A scary old estate called Isthamal hasn’t seen much activity in quite a long while. So when a silver-maned gentleman with mysterious Spanish roots suddenly takes up residence within its desolate walls, a watchful architect down the road named Rolando takes notice. It soon becomes clear that the new arrival is a vampire, or at the very least a very unsavory eccentric. Despite this, Rolando leaps at the chance to work with “The Count” on a promising new business venture. But soon, the architect’s wife, Sonia, starts having horrible nightmares about The Count, and a small band of impromptu vampire hunters, led by a student of the dark arts named Cosima, lops off her head, believing the beastly Count has transformed her into a vampire. D’Tejada is a talented writer with a facile prose style (“the artist had captured a look in which she could detect a mixture of cruelty and arrogance”). However, the characters in his underdeveloped universe curiously regard vampirism as an alien concept that requires the services of occult experts to understand.

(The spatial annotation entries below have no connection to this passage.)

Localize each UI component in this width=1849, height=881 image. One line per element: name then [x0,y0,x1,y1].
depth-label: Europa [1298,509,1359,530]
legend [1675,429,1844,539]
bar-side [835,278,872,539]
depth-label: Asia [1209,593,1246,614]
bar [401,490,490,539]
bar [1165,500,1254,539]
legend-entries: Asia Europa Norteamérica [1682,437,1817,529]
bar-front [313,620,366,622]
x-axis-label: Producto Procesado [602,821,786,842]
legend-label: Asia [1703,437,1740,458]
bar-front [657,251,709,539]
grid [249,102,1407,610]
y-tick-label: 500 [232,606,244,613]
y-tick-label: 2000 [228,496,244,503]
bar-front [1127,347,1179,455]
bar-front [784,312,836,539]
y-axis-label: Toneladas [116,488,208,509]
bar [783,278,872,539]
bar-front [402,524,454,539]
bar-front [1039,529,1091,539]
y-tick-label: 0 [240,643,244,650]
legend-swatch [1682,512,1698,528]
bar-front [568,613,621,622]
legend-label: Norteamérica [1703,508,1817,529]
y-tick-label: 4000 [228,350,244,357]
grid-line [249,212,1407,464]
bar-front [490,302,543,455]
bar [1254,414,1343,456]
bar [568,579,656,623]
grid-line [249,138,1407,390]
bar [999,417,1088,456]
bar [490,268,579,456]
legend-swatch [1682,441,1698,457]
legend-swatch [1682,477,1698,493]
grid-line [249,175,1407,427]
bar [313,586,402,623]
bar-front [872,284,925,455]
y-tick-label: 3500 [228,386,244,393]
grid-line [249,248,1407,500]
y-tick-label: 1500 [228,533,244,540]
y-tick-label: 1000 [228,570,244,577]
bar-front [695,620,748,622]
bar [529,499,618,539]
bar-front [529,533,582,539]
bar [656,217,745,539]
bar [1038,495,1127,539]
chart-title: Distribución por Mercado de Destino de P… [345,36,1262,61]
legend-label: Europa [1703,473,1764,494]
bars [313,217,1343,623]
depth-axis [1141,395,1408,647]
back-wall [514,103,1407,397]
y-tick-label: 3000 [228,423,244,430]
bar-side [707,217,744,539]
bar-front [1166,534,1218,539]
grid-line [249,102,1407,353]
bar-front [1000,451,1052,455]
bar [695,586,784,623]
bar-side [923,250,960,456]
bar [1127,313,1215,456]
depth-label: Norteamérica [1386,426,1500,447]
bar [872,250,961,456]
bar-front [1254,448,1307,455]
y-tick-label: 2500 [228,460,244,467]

For example, horribly withered corpses, drained of blood and displaying telltale puncture marks on their necks, soon start popping up, which spurs local law enforcement into action—but these sheltered constables, as well as Cosima’s crew, seem oblivious to the obvious supernatural signs. Soon, the noose quickly begins to close around the distinctly coiffed Count’s neck when the cops call in the services of a police sketch artist. But will they catch The Count? An anticlimactic, ambiguous ending (“The End Or The Beginning Of A Tale Of The Vampire”) seems like an overeager, rather than ominous, declaration of things to come.
A sometimes-engaging horror tale, hampered by an undercooked plot.